The PPP has never won this Sindh provincial assembly seat. When I called the PPP worker who had been texting me, he said (in Urdu): “People of all ethnicities, religions and sects who reside here [in PS-114] voted for Saeed because they see him as a common middle-class man who is committed, decent and educated.”
The worker again reminded me how the PPP co-chairperson Asif Ali Zardari had agreed to let Irfanullah Marwat join the PPP, until Zardari’s two daughters refused to let him in the party due to a scandal he was allegedly a part of in the early 1990s. Marwat had won this seat (on a PML-N ticket) in the 2013 election.
Insulting your electorate’s traditional voting pattern yields you no votes
Even though he was unseated by the Supreme Court for election fraud (thus the recent by-election), Marwat still wields considerable influence here. That’s why, when the Pakistan Tehreek-i-Insaf (PTI) candidate, M. Najeeb Haroon, managed to convince Marwat to support PTI in the by-election, most media commentators believed that Najeeb’s prospects (of winning) had greatly increased.
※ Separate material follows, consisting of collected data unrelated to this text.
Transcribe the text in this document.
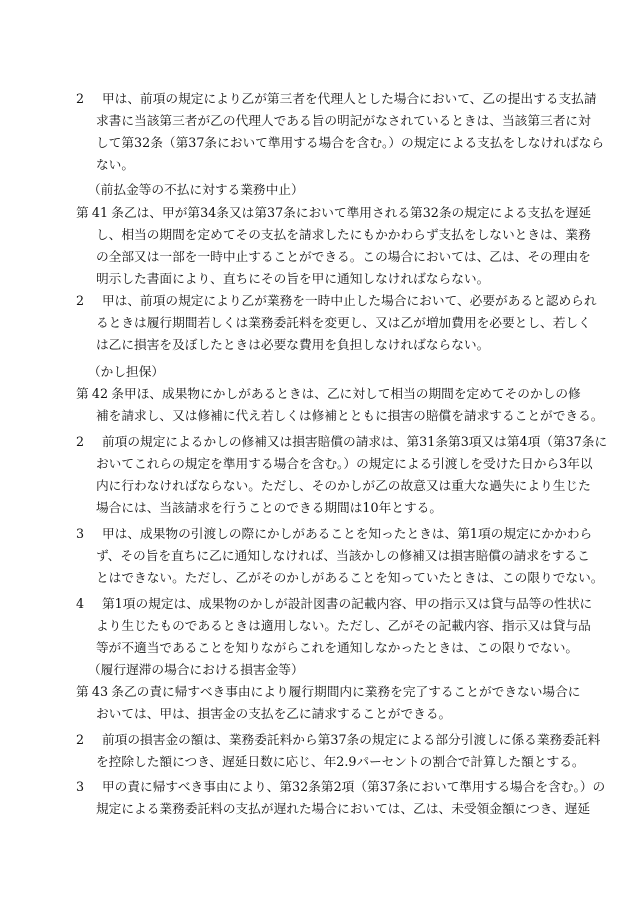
2 甲は、前項の規定により乙が第三者を代理人とした場合において、乙の提出する支払請
求書に当該第三者が乙の代理人である旨の明記がなされているときは、当該第三者に対
して第32条（第37条において準用する場合を含む。）の規定による支払をしなければなら
ない。
（前払金等の不払に対する業務中止）
第41条乙は、甲が第34条又は第37条において準用される第32条の規定による支払を遅延
し、相当の期間を定めてその支払を請求したにもかかわらず支払をしないときは、業務
の全部又は一部を一時中止することができる。この場合においては、乙は、その理由を
明示した書面により、直ちにその旨を甲に通知しなければならない。
2 甲は、前項の規定により乙が業務を一時中止した場合において、必要があると認められ
るときは履行期間若しくは業務委託料を変更し、又は乙が増加費用を必要とし、若しく
は乙に損害を及ぼしたときは必要な費用を負担しなければならない。
（かし担保）
第42条甲ほ、成果物にかしがあるときは、乙に対して相当の期間を定めてそのかしの修
補を請求し、又は修補に代え若しくは修補とともに損害の賠償を請求することができる。
2 前項の規定によるかしの修補又は損害賠償の請求は、第31条第3項又は第4項（第37条に
おいてこれらの規定を準用する場合を含む。）の規定による引渡しを受けた日から3年以
内に行わなければならない。ただし、そのかしが乙の故意又は重大な過失により生じた
場合には、当該請求を行うことのできる期間は10年とする。
3 甲は、成果物の引渡しの際にかしがあることを知ったときは、第1項の規定にかかわら
ず、その旨を直ちに乙に通知しなければ、当該かしの修補又は損害賠償の請求をするこ
とはできない。ただし、乙がそのかしがあることを知っていたときは、この限りでない。
4 第1項の規定は、成果物のかしが設計図書の記載内容、甲の指示又は貸与品等の性状に
より生じたものであるときは適用しない。ただし、乙がその記載内容、指示又は貸与品
等が不適当であることを知りながらこれを通知しなかったときは、この限りでない。
（履行遅滞の場合における損害金等）
第43条乙の責に帰すべき事由により履行期間内に業務を完了することができない場合に
おいては、甲は、損害金の支払を乙に請求することができる。
2 前項の損害金の額は、業務委託料から第37条の規定による部分引渡しに係る業務委託料
を控除した額につき、遅延日数に応じ、年2.9パーセントの割合で計算した額とする。
3 甲の責に帰すべき事由により、第32条第2項（第37条において準用する場合を含む。）の
規定による業務委託料の支払が遅れた場合においては、乙は、未受領金額につき、遅延
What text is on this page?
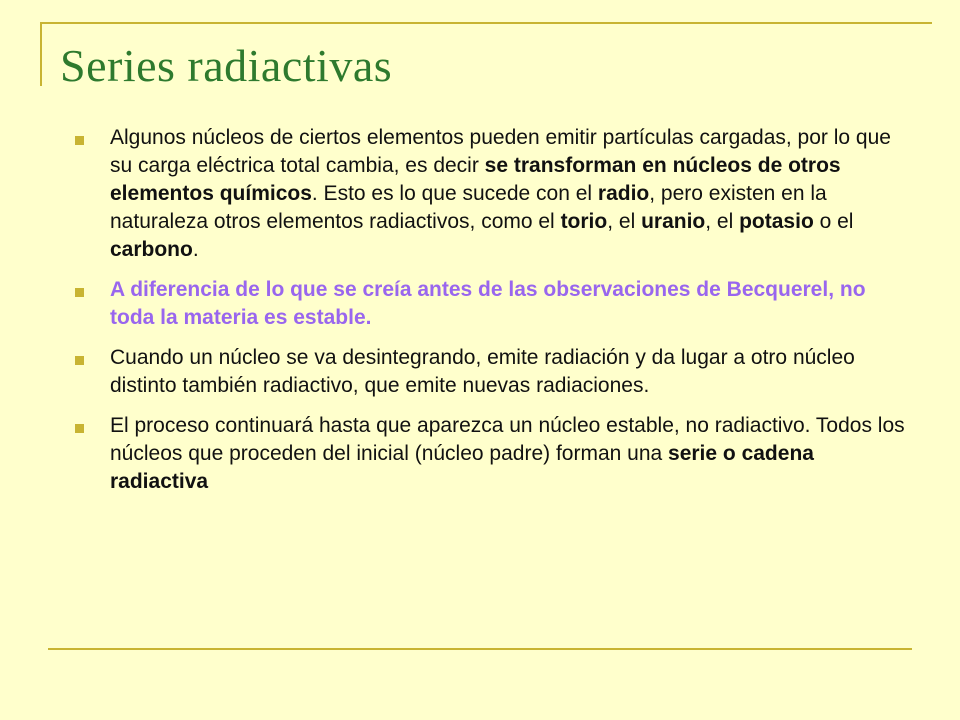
Series radiactivas
Algunos núcleos de ciertos elementos pueden emitir partículas cargadas, por lo que su carga eléctrica total cambia, es decir se transforman en núcleos de otros elementos químicos. Esto es lo que sucede con el radio, pero existen en la naturaleza otros elementos radiactivos, como el torio, el uranio, el potasio o el carbono.
A diferencia de lo que se creía antes de las observaciones de Becquerel, no toda la materia es estable.
Cuando un núcleo se va desintegrando, emite radiación y da lugar a otro núcleo distinto también radiactivo, que emite nuevas radiaciones.
El proceso continuará hasta que aparezca un núcleo estable, no radiactivo. Todos los núcleos que proceden del inicial (núcleo padre) forman una serie o cadena radiactiva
But the final results exhibited an entirely different scenario. PTI managed just 5,098 votes, even less than a weak PML-N candidate (5,353). The veteran PPP worker I was talking to said something very interesting during our conversation: “Imran Khan [the PTI chief] has started to think like Zardari,” he laughed.
He then added: “He [Imran] now thinks all of Pakistan’s constituencies can be won through influential and moneyed ‘electables.’ This is not true. PPP gave tickets to many common workers in 1970 and most of them won. In 1988, Benazir Bhutto also agreed to give party tickets to a few committed workers, and they all won. Bilawal [Zardari’s son] wants committed, common workers to contest elections, but his father is still stuck with moneyed candidates. Indeed, they too are important in many constituencies, but the voters of various other areas reject them because they [the candidates] are not one of their own. People are no fools.”
He raised his voice while uttering the last statement (“People are no fools”). It clearly alluded to the way many folks these days (especially on social media sites) begin to curse the voters if their candidate loses an election. This phenomenon is relatively new.
When I was going through academic papers, books and newspaper articles on Pakistan’s elections since 1970 during my research for both of my books (End of the Past and The Pakistan Anti-Hero), I did not come across even a single statement by an author, commentator or a disappointed voter claiming that the voters were fools.
But recently it has been noticed that every time a PTI candidate loses an election, its supporters begin to attack the voters for being ill-informed and foolish. However, PTI chairman Imran Khan, his party’s senior leadership and its candidates do not deal in such accusations.